We went to check out Tavoos Restaurant, one of three Persian restaurants owned by the same family. It serves only brunch, while the other two (Sheherzade and Pomegranate) are dinner places.

Paneer Boroshteh, Tavoos Restaurant, Toronto

Tavoos is a serene, lovely place though I imagine quite busy on the weekends.

We shared most of the dishes so we could get a taste of everything. This is definitely a place for people like me who like savoury dishes. The Paneer Boroshteh ($12.50) is a speciality: two sunnyside eggs with fresh halloumi cheese sautéed in butter. If you’ve never had halloumi, it’s an delicious, semi-soft hard cheese that gets more delicious when you grill it.

Tiny black nigella seeds, which taste a bit peppery and onion-y, are sprinkled over the eggs and cheese.

Rounding out the plate are puckery marinated olives, roasted cherry tomatoes, a slice of smoked salmon and flatbread. It’s ideal to linger over and have a nice conversation.

Sharudi, Tavoos Restaurant, Toronto

The shahrudi plate ($10.95) is similar except instead of smoked salmon, there were turmeric-infused potatoes and onions.
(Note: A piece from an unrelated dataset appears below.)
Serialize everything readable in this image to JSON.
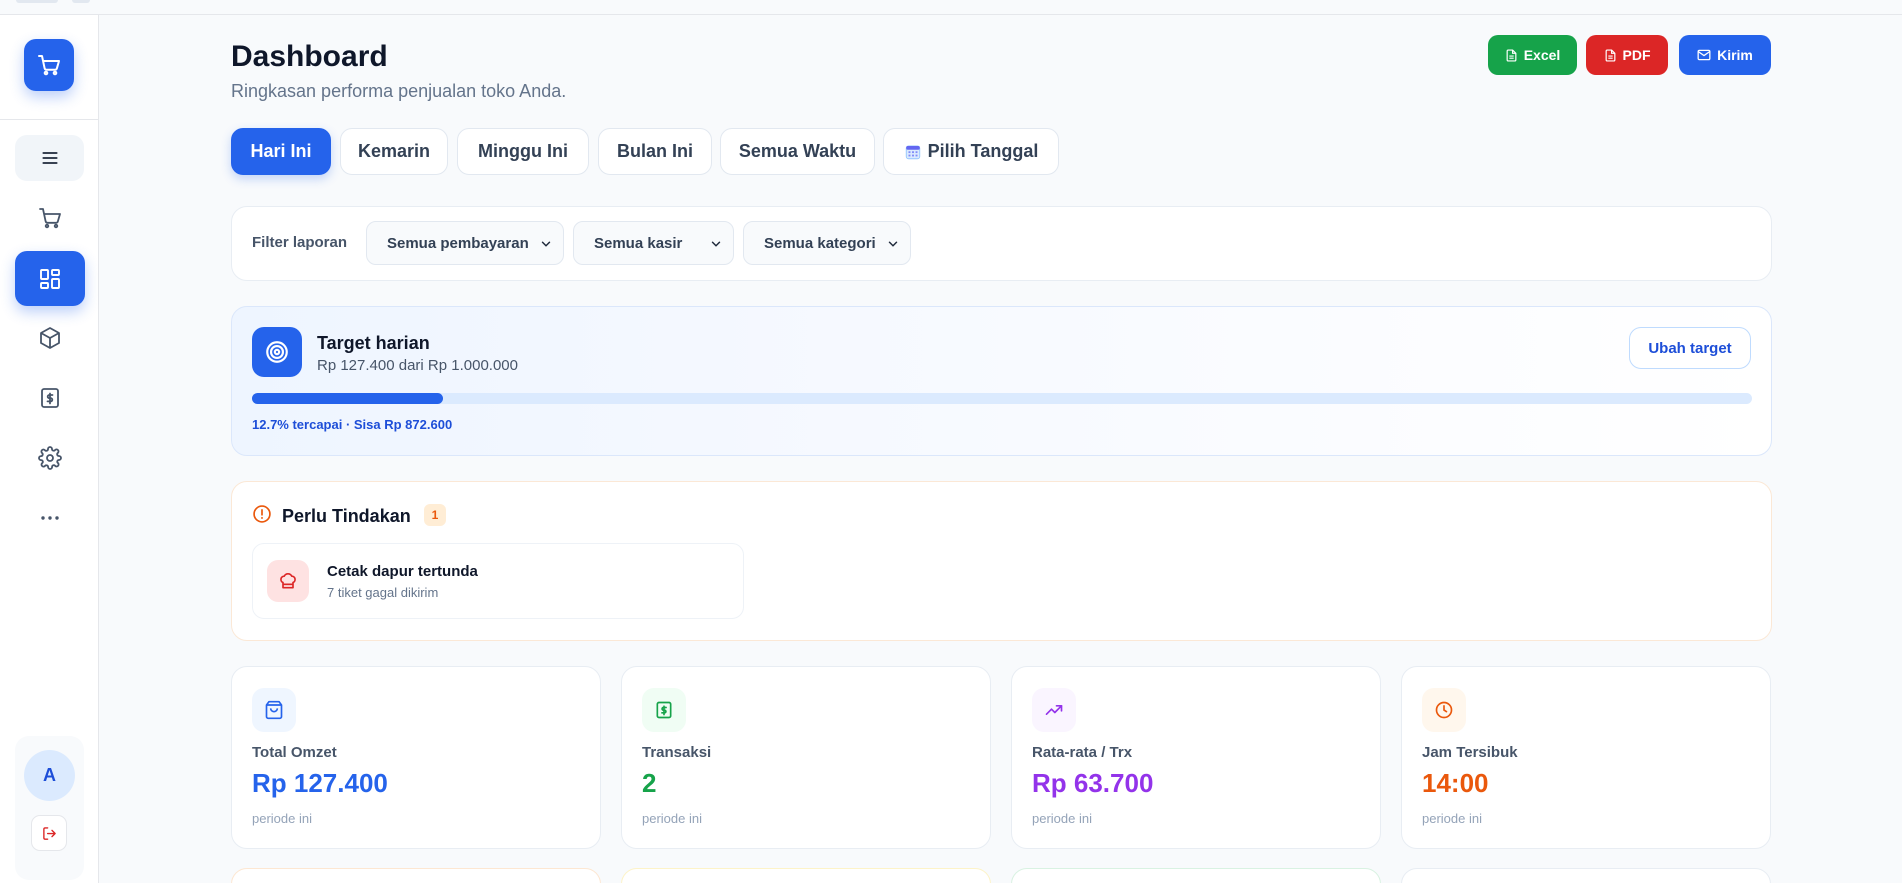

Now keep in mind, my parents are the same people we travelled to northeastern China with, where one of the region’s specialties is goat head and intestine soup.

So of course, my dad was dying to try the kalleh pacheh, a Persian delicacy soup made from sheep’s head and hooves. It’s served with one hoof and one tongue and “occasionally an eye in the broth.”

It was just a tad too early in the day, even for me. We promised him we would come back and try another time.

Dizi Sangi, Tavoos Restaurant, Toronto

In its place, we ordered the dizi sangi ($14.50), a stew for only people who like lamb. If you don’t like lamb, do not order this. The stew is made of lamb shank and lamb rib, cooked for more than four hours with chickpeas, white beans, potato, onion, tomato and spices in stone pots (the dizi).

It came with instructions. We were to take a handle with a flat end and mash the stew, and then scoop it up with flatbread, along with some yogurt and minced pickled vegetables (torshi).

A bowl of broth is served alongside, which you can also dip bread into, or drink like a soup. The broth was very gamey, and even for lamb-lovers like us, it was too much.

The stew itself was full of flavour but the dish is certainly a heavy one (which is why it’s listed on the menu under “serious lunch.”)

Eggplant, Tavoos Restaurant, Toronto

Lastly, we also tried kashk-e badeenjaan, a sautéed and mashed eggplant dip with mint, Persian whey, ground walnut and caramelized onion ($7.95). This was heavier than I anticipated as I didn’t know Persian whey is a thick cheese-like cream. It was tasty, but too much after the stew. (So don’t make our mistake.)

All the meals come with either Persian tea or coffee. I love the red black tea with one cube of sugar. Ahhh. Now that’s a fine brunch.